In conclusion, these multiple and major perturbations or dysfunctions in T cell subsets in ME/CFS patients suggest potential chronic infections or microbiome dysbiosis.
These findings also have implications for development of ME/CFS specific immune biomarkers and reveal potential targets for novel therapeutic interventions.
…In this detailed study, we analyzed the immunological differences between ME/CFS patients and healthy controls within a large cohort and found several major differences in T cell subset frequencies and functions between the two groups.
… the ratio of two major subsets of T cells, namely the CD4+ to CD8+ T cell ratio, was increased in ME/CFS patients compared to healthy controls.
… There was also a major difference seen between healthy controls and ME/CFS patients in the Th17 cell subset, which is involved in responding to bacteria and is also a culprit in several autoimmune and chronic inflammatory conditions… we think this suggests a chronic activation of Th17 cells in ME/CFS which induces an ‘exhausted’ state where the cells are more dysfunctional due to their chronic stimulation.
…There was also a major difference seen in the mucosal-associated invariant T (MAIT) cells in ME/CFS patients compared to healthy controls… It is possible that these changes in Th17 and MAIT cells are associated with differences in the composition of the microbiota of the ME/CFS patients, and that a disruption in the microbiota causes chronic activation of these subsets and an exhausted state in ME/CFS patients.
Interestingly, we also noted that regulatory T cells (Tregs) were increased in ME/CFS patients compared to controls.
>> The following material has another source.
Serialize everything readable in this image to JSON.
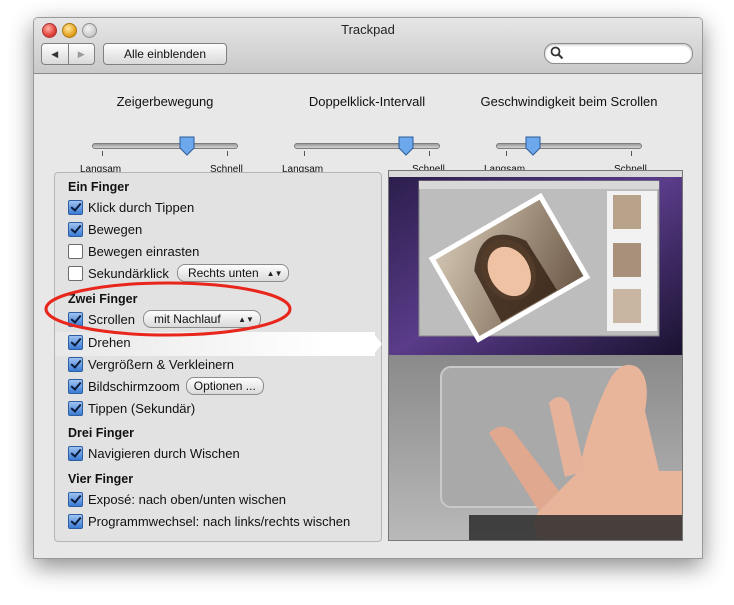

Tregs function to suppress excessive chronic immune responses, so this is consistent with our finding that there appears to be chronic activation of major T cell subsets in ME/CFS patients.
Finally and importantly, we utilized these immune profiling parameters in a machine learning classifier and were able to correctly identify ME/CFS patients from healthy controls with high sensitivity and accuracy. As patients often wait years to receive an ME/CFS diagnosis since there are currently no clear diagnostic tools to identify the disease, the development of an immune profile classier could aid as a biomarker to diagnose the disease.